Roberto Cazzolla Gatti, co-author of a paper published in the journal Science of the Total Environment, said the certification was nothing more than “greenwashing”.
The paper deals with the findings of a study conducted by Austria’s Konrad Lorenz Institute for Evolution and Cognitive Research and Russia’s Tomsk State University.
The researchers claim that 99% of the palm oil supply bases in Borneo certified by RSPO was on land that was forested as recently as 30 years ago.
“If you just look at what an area was before becoming an oil palm plantation that RSPO regards as sustainable, you almost always discover a recent past of deforestation and endangered species habitat degradation,” Gatti told FMT.
Plantations are eligible to be RSPO certified if they are on land that was previously deforested by other industries such as logging.
“The problem is that RSPO does not account for what has happened in the recent past of the plantation it is certifying,” Gatti said, adding that while palm oil production might not be the direct cause of deforestation in an area, “it is almost always strictly related” to deforestation.
“Even in the cases when forest logging and oil palm establishment are independent events, there is no reason to consider a plantation sustainable if grown on an unsustainably damaged land,” he said.
Gatti said the growing global demand for sustainable palm oil had been a driving force behind lenient certification since truly sustainable plantations would not be able to meet international demands.
“This would mean that sustainable palm oil will no longer exist in the global market and the trick that is allowing its expansion will disappear,” he said.
Study biased says RSPO
In response, RSPO said the study was biased because it failed to recognise that deforestation and land conversion preceded RSPO’s formation and was in fact one of the driving forces behind its establishment.

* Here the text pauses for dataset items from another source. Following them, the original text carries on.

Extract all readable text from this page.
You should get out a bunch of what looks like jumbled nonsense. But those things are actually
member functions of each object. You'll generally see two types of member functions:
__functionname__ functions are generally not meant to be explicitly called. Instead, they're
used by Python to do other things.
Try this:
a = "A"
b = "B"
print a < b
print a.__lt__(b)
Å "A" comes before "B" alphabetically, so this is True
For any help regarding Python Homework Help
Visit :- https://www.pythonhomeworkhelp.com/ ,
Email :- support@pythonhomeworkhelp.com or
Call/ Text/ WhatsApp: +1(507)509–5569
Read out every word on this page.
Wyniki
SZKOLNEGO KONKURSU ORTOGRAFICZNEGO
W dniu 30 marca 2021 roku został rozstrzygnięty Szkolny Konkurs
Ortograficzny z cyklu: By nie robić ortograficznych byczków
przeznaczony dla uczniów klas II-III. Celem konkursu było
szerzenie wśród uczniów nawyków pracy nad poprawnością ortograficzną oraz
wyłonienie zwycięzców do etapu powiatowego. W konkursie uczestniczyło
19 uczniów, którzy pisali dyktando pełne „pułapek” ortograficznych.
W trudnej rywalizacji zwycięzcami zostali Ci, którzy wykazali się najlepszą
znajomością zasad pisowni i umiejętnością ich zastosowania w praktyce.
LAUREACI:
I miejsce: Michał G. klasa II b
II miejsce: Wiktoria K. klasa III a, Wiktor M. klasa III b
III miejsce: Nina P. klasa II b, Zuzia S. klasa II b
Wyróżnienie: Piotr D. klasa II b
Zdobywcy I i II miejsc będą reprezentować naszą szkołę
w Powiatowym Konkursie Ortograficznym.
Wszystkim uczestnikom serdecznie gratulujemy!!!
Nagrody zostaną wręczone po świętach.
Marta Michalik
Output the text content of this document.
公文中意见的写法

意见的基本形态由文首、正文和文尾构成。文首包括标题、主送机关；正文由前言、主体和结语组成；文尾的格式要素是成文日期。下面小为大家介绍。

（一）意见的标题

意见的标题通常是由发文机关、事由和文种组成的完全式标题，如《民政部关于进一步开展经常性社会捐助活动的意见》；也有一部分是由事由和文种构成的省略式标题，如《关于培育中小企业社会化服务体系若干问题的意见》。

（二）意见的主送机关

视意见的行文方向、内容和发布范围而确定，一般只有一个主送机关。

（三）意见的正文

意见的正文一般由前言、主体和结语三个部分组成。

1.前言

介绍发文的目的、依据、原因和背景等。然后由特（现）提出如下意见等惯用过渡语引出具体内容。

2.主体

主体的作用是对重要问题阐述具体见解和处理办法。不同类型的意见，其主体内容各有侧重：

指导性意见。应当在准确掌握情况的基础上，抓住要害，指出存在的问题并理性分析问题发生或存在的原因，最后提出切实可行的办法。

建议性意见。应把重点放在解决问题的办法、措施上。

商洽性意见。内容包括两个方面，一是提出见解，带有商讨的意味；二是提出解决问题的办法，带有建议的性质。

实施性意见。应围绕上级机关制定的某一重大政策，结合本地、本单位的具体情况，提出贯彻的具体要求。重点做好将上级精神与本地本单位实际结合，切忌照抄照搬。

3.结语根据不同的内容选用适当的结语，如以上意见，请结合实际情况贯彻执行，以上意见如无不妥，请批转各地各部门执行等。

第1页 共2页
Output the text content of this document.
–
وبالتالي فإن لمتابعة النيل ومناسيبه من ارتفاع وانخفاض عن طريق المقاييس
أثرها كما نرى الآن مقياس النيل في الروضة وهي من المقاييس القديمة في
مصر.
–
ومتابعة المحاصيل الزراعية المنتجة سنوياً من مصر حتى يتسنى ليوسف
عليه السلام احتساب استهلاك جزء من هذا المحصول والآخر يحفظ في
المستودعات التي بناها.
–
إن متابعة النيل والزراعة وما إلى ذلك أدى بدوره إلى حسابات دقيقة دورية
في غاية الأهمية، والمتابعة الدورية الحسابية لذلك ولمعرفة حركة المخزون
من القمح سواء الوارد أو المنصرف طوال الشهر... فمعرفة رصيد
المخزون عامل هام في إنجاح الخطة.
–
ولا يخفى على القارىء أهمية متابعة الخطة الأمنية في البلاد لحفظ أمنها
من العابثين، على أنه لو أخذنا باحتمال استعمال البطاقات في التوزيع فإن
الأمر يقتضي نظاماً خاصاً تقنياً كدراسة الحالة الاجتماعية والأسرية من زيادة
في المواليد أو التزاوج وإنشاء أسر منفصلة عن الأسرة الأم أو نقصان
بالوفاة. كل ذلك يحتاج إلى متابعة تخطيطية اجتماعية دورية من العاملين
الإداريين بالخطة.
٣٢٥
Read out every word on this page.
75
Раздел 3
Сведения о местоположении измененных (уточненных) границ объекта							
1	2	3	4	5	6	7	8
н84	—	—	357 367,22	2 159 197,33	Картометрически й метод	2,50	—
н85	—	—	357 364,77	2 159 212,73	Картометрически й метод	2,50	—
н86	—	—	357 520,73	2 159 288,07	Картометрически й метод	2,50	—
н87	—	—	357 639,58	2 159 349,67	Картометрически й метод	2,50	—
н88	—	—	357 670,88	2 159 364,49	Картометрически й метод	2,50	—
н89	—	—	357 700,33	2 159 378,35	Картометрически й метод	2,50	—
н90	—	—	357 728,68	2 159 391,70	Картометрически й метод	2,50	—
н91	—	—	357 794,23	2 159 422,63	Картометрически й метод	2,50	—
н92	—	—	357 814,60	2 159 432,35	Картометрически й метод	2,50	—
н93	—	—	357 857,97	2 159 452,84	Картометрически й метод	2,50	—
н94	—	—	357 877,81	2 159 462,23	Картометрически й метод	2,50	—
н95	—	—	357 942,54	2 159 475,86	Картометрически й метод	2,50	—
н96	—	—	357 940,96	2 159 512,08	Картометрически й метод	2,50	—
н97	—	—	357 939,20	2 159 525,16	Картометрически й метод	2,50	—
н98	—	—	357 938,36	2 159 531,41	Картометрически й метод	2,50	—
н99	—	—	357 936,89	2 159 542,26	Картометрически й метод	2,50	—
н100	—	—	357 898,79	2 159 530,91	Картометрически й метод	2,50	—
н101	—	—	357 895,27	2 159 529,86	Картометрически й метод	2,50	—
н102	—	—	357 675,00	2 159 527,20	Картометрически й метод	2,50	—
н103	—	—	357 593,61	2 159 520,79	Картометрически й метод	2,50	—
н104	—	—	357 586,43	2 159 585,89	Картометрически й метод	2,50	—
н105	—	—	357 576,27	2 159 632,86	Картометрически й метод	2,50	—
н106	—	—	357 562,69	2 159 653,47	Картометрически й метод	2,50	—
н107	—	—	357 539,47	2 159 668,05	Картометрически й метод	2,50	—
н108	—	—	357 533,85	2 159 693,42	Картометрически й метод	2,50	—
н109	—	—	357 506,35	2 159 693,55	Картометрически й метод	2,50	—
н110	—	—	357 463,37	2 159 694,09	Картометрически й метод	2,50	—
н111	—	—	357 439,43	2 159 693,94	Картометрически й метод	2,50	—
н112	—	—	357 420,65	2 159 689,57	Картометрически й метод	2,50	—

It said its standards were not intended to absolve members of past actions.
“Rather, RSPO seeks to ensure that members implement practices which safeguard the environment, protect human rights, and avoid the recurrence of past problems.”
RSPO said it hoped that rewarding producers for sustainable efforts could “transform the production of palm oil and bring along more stakeholders on our collective journey”.
It spoke of itself and its certification as constituting an “important tool” in the elimination of deforestation and the protection of human rights.
It said many of the plantations cited by Gatti were begun before RSPO’s establishment, before strict standards and regulations for sustainable practice were in place.
Moreover, it added, the organisation’s principles and criteria were amended every five years using industry and public feedback to maintain the highest standards possible to ensure a transition to a “deforestation-free palm oil sector” that “balances the need for development, poverty alleviation and community livelihoods in high forest cover countries”.
To abide by current RSPO requirements, companies seeking membership must ensure that no primary forest or areas of high conservation value were cleared after 2005.
Existing members looking to expand their bases must submit a series of independent environmental impact assessments for review and approval.
Those found in breach of the standards and procedures may have their membership suspended or, in severe cases, revoked.